Он наклоняется, чтобы поднять Фелицию, и кружит ее, целуя в щечку.
– Боже мой, – говорит он, – ты весишь как слоник во всей этой одежде!
Фелиция хихикает. Она обожает своего дедушку, любит, когда он так крепко обнимает ее, что она едва может дышать, когда он поет ей колыбельную про котенка с мигающими глазами – ту самую, которую пела его мама, когда он был маленьким, как-то сказал он – когда он кружит ее, пока у нее не начинает кружиться голова, и подбрасывает ее в воздух, так что ей кажется, будто она летает.
– Тебе же это не понадобится? – спрашивает Сол, когда опускает Фелицию на пол, и показывает на руку Милы, его глаза внезапно становятся серьезными.
– Только до ворот, – говорит Мила, сглотнув.
– Точно. Конечно, – кивает Сол.
Мила смотрит на часы. Без четверти шесть.
– Нам пора. Фелиция, обними бабушку и дедушку.
Фелиция поднимает голову, расстроившись. Она не понимала, что бабушка с дедушкой остаются. Нехума опускается на колени и прижимает Фелицию к груди.
– Do widzenia[104]
, – бубнит Фелиция, целуя бабушкину щеку.Нехума на долгий миг закрывает глаза. Когда она встает, Сол наклоняется, и Фелиция обнимает его ручонками за шею.
– Do widzenia, dziadku[105]
, – говорит она, уткнувшись носом в ямочку между его ключиц.– До свидания, тыковка, – шепчет Сол. – Я тебя люблю.
Мила едва сдерживает рыдания. Она обнимает отца, потом мать, прижимая их к себе, надеясь, молясь о том, чтобы это был не последний раз.
– Я люблю тебя, Мириам, – шепчет мама, называя ее еврейским именем. – С Богом.
И Мила с Фелицией уходят.
Мила осматривает улицу в поисках эсэсовцев. Не увидев ни одного, она берет Фелицию за руку, и вместе они идут к воротам гетто. Они двигаются быстро, ветер кусает за щеки. Почти стемнело, и прозрачный серый пар от их дыхания растворяется в ночи.
Когда до ворот остается один дом и уже видно охранников, Мила расстегивает пальто.
– Иди сюда, – тихо говорит она, показывая на свой ботинок. – Встань на мою ногу и держись.
Мила чувствует, как худенькое тельце Фелиции прижимается к ней, обняв руками за бедро.
– Теперь держись.
Фелиция поднимает широко распахнутые глаза и кивает. Мила застегивает пальто. Теперь они идут к воротам гораздо медленнее. Мила изо всех сил старается не хромать из-за дополнительных одиннадцати килограмм на одной ноге.

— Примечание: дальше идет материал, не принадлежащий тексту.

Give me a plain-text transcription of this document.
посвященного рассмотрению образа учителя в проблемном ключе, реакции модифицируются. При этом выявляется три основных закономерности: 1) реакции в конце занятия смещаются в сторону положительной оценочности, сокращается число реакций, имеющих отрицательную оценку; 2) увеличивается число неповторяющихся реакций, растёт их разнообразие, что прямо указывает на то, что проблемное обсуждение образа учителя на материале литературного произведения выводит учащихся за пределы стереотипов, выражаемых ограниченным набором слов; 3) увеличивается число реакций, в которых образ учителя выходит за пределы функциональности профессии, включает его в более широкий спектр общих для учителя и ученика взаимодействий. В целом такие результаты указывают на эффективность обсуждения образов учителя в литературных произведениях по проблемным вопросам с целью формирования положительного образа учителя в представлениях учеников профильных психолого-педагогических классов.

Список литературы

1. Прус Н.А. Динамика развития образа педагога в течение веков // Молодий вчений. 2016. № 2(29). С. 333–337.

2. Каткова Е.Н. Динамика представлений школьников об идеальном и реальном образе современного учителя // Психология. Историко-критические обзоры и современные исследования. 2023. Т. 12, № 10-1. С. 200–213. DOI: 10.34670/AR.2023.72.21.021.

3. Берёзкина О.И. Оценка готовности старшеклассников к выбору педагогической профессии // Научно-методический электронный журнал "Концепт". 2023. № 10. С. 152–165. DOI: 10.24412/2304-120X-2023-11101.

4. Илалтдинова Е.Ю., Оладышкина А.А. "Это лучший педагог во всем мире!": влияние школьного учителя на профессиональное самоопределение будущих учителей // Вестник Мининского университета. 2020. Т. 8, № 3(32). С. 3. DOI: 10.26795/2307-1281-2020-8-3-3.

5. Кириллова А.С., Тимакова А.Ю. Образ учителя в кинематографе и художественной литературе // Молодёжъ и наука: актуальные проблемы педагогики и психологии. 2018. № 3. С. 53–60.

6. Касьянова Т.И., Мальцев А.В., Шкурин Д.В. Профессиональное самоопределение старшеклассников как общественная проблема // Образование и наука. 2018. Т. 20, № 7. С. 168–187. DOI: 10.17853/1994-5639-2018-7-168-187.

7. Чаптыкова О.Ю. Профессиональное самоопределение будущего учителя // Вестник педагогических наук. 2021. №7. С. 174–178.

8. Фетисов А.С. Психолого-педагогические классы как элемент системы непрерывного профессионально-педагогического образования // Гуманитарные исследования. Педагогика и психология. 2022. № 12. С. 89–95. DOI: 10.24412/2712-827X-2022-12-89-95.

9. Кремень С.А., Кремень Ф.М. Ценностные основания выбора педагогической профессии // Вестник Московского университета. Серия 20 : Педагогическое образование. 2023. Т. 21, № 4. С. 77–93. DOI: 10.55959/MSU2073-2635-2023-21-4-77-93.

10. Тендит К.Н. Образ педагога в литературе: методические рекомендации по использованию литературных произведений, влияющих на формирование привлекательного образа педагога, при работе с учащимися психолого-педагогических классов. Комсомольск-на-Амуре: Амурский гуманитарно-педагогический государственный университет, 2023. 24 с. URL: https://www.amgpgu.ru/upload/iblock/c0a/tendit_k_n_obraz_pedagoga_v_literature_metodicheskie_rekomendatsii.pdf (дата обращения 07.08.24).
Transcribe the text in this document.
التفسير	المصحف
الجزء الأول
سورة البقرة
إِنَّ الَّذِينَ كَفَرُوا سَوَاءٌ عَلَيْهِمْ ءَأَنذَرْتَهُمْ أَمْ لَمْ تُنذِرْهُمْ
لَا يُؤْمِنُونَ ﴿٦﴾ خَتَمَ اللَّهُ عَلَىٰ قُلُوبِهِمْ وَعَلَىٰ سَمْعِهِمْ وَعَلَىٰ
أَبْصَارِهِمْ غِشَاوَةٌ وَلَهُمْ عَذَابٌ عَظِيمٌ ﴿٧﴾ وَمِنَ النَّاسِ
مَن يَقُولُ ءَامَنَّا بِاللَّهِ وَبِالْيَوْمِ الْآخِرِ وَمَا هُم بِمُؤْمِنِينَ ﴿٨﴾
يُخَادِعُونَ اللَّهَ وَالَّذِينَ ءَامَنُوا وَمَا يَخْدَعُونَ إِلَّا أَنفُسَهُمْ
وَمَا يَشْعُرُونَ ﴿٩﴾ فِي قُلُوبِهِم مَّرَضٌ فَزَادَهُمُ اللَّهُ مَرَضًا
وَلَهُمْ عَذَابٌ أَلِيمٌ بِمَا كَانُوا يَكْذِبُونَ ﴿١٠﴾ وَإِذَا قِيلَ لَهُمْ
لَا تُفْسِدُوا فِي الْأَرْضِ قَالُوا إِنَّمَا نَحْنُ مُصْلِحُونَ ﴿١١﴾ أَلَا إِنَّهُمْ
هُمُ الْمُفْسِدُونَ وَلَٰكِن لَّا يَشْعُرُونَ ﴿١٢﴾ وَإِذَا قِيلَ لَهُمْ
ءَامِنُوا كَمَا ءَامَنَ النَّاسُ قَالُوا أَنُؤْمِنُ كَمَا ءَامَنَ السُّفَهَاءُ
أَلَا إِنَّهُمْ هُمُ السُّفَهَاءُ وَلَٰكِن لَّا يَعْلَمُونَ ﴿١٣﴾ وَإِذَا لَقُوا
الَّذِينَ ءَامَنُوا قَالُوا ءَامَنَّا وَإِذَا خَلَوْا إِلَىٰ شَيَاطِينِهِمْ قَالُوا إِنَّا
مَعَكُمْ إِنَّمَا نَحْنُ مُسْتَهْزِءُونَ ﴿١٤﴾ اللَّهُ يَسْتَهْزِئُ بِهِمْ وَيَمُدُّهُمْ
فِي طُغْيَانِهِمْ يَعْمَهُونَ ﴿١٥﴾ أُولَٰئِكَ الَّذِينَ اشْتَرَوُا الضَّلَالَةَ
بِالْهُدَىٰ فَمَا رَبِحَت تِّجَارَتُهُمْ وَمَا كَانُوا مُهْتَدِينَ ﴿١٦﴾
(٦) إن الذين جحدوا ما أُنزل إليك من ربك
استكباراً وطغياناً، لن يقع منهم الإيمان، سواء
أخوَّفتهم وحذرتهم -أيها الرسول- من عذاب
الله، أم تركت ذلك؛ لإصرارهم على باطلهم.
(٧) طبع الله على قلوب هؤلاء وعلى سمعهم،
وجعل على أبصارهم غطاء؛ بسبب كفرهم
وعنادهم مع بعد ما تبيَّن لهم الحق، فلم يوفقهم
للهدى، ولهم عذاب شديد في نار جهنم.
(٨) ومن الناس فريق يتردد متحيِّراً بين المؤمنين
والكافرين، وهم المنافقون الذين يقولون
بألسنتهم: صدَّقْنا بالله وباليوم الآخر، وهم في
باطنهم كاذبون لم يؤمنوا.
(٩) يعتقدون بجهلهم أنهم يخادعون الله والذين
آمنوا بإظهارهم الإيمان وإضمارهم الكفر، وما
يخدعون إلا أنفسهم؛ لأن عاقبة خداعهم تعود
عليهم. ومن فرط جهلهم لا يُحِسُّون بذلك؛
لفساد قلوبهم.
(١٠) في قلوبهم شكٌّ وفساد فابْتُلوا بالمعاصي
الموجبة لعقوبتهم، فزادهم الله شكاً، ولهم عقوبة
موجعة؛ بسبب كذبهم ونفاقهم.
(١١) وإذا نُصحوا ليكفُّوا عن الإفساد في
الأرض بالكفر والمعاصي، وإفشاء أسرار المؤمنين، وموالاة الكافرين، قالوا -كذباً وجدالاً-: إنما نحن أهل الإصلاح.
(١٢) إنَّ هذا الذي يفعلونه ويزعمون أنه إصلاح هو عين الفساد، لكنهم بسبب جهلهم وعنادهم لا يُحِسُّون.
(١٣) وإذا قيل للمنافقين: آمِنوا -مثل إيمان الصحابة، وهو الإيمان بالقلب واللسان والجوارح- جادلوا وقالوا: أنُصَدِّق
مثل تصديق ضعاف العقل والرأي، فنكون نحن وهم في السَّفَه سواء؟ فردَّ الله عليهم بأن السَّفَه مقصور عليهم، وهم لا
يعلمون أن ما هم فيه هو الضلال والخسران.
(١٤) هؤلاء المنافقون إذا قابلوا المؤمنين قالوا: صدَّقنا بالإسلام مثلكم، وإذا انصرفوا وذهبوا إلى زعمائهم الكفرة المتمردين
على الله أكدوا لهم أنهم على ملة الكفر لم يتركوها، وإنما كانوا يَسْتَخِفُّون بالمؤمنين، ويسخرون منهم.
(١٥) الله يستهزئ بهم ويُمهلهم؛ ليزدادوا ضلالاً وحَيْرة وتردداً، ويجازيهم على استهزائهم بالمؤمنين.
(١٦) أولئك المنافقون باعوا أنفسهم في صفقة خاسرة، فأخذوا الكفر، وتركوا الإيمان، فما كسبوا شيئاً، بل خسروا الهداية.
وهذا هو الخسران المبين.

Пятнадцать, может двадцать, охранников стоят у двух пешеходных ворот в гетто, у каждого на плече висит ружье. Несколько считают вслух, пока толпа евреев шаркающей походкой проходит в арки, ничего не видя от усталости после целого дня работы за пределами гетто.
– Быстрее! – кричит один из охранников, вращая над головой дубинку, словно лассо.
Мила вытягивает шею, вглядываясь в проходящих мимо евреев с замученными взглядами, как будто ждет кого-то конкретного: может быть, мужа или отца. Кажется, никто не замечает, как она медленно пробирается сквозь толпу в сторону ворот. Скоро она уже в нескольких метрах от больших транспортных ворот в центре, где, как она и ожидала, собрались около дюжины немецких жен, закутанных в пальто, с розовощекими детишками.
Нога болит от веса Фелиции. Мила останавливается посмотреть на часы. Без семи минут шесть. Дрожа, она в тысячный раз обдумывает последствия неудачного побега. «Я совсем лишилась разума? Стоит ли это риска?» А потом ее мир поглощает тьма, и она снова в окружении, съежилась в пустом вагоне, обнимает руками голову Фелиции в тщетной попытке уберечь ее от чудовищной сцены, хотя они обе слышат выстрелы, глухие удары, когда хилые обнаженные тела падают на мерзлую землю всего в двадцати метрах от них.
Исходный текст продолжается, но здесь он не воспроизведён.